Several series around in tv got in these days to their midseason break. A lot of sports finish a circuit in their seasons too, and red before the Playoffs. People plan their winter vacations, their holidays, and all sorts of new things come into view. Maniac Christmas decorating, heated declarations in favor or against it, a rush for buying gifts and planning huge dinners that will yield nothing but heartache and sorrow when someone doesn't show or they eat too much and their dieting efforts are tossed once again into the trash can.
For those of us who have gotten quite addicted to the online purchases, this is also the season when our Internet usage paramethers change. We don't spend so much time on the Twitter, or the Facebook, on google, youtube, sites of books on line and all kinds of magazines, but we are phisically and virtually glued to tracking sites. UPS, USPS, FedEx, DHL, you name it, and for some of us, constantly checking the site of the Smart Address company, minute by minute tracking our Black Friday purchases. In these days, for those of us who have to pick up our purchases at a counter, lines in the cold, easily going over one hour are expected. Worn out, tired clerks whose manners fray rapidly surround us, along with all the other customers from the horde. Here and there a newbie tries to strike a friendship with one elder customer, a seasoned online-buyer, and ask the most innocent questions, like "which sites are safe for buying?". Dude, do you remember those days? When the biggest worry was to have your card stolen?
You count your days, youwait for that specific checkpoint after which it will be in your hands in 24 hrs, only in this season, packages multiply and burst through the roof. There's no waiting room, and behind the counter you can no longer see the logo of the company. Everything is brown boxes and tons of friendly Amazon.com smiles.
Two of my three packages have arrived, with my beloved Colts' scarf landing in my hands yesterday after a 90 minute waiting in the cold, outside the counter in a tent that the wind was boxing into. My JCPenny coat is still in Miami. Hell, what's this doing still in Miami? Get it here right now!

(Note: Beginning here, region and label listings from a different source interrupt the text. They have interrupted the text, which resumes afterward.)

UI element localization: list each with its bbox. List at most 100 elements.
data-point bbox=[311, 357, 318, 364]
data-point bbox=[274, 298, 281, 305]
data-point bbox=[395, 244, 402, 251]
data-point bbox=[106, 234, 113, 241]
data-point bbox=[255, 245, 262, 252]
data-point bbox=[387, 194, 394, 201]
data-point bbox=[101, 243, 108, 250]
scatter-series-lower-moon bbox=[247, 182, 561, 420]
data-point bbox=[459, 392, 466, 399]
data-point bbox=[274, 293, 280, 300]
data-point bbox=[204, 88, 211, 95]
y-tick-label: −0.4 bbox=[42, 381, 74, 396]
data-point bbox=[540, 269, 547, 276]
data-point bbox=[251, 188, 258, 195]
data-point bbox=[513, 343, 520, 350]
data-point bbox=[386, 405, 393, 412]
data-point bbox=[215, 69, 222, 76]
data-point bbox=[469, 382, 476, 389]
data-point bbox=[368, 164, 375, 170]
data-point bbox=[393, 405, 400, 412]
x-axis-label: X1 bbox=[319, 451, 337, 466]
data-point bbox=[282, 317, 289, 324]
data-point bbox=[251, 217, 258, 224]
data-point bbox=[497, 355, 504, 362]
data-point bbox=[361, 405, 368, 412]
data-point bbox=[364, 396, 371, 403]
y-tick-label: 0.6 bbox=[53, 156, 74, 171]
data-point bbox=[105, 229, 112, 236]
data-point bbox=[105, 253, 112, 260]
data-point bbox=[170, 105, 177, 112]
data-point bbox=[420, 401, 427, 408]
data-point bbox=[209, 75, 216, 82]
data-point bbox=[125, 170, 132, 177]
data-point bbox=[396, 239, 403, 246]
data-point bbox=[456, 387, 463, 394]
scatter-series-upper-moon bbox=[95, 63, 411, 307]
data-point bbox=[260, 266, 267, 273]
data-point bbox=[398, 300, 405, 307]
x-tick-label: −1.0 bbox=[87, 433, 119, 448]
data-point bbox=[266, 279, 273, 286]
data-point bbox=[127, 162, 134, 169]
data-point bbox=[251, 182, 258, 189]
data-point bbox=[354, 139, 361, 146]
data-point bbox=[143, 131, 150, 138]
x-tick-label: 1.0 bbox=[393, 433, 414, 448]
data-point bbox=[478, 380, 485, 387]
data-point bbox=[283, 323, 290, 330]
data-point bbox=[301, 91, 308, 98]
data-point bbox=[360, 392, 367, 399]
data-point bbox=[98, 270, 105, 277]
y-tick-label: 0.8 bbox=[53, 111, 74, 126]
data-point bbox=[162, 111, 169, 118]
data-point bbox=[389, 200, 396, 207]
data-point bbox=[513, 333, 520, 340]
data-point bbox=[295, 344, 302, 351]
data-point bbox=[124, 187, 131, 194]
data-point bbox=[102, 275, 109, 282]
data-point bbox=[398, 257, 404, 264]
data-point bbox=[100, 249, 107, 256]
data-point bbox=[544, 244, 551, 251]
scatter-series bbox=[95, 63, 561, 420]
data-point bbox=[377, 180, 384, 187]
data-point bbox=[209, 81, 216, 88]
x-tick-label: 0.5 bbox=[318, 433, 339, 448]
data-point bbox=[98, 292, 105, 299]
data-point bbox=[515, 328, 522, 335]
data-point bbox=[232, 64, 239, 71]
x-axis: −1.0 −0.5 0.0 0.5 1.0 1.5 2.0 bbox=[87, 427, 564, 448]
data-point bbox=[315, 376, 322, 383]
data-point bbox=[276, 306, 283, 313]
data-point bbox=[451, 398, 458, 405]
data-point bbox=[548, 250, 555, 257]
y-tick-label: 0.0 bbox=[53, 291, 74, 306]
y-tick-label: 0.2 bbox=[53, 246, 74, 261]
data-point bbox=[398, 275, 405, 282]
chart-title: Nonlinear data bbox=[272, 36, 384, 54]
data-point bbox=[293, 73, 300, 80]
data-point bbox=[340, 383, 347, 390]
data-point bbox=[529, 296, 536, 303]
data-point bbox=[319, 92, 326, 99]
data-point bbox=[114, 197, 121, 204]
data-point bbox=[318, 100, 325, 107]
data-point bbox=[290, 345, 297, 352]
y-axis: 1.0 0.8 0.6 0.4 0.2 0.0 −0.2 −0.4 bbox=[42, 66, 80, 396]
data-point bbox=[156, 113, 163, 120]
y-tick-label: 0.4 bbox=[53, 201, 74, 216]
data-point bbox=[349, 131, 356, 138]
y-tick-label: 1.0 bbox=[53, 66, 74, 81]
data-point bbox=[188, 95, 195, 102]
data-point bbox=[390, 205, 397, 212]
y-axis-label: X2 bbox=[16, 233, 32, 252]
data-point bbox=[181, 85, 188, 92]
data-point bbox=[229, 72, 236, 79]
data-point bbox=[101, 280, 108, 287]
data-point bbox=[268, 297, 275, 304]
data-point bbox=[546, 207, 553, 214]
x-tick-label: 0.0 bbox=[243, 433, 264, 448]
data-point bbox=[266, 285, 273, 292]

Packs of customers reach out through every single available channel of communication, collapsing the entire system, with calls and messages sticking out like arms reaching from between the bars. Twitters load the different companies with questions and requests. The usual messages change. Now people hardly care about who's who and what's what, and the "I hate Los Intrusos" and "I love The Jonas Brothers" change for tracking numbers and "where's my order?".
For a courier company, it's a big season, for a courier employee it's hell, and for the customer a veritable nightmare we continue falling into over and over.
From our orders three packages are still on their way here. Located, thanks Hyne, tracked, and we know where they are, but still, they are still to get to the counter. And so the tracking game is still on.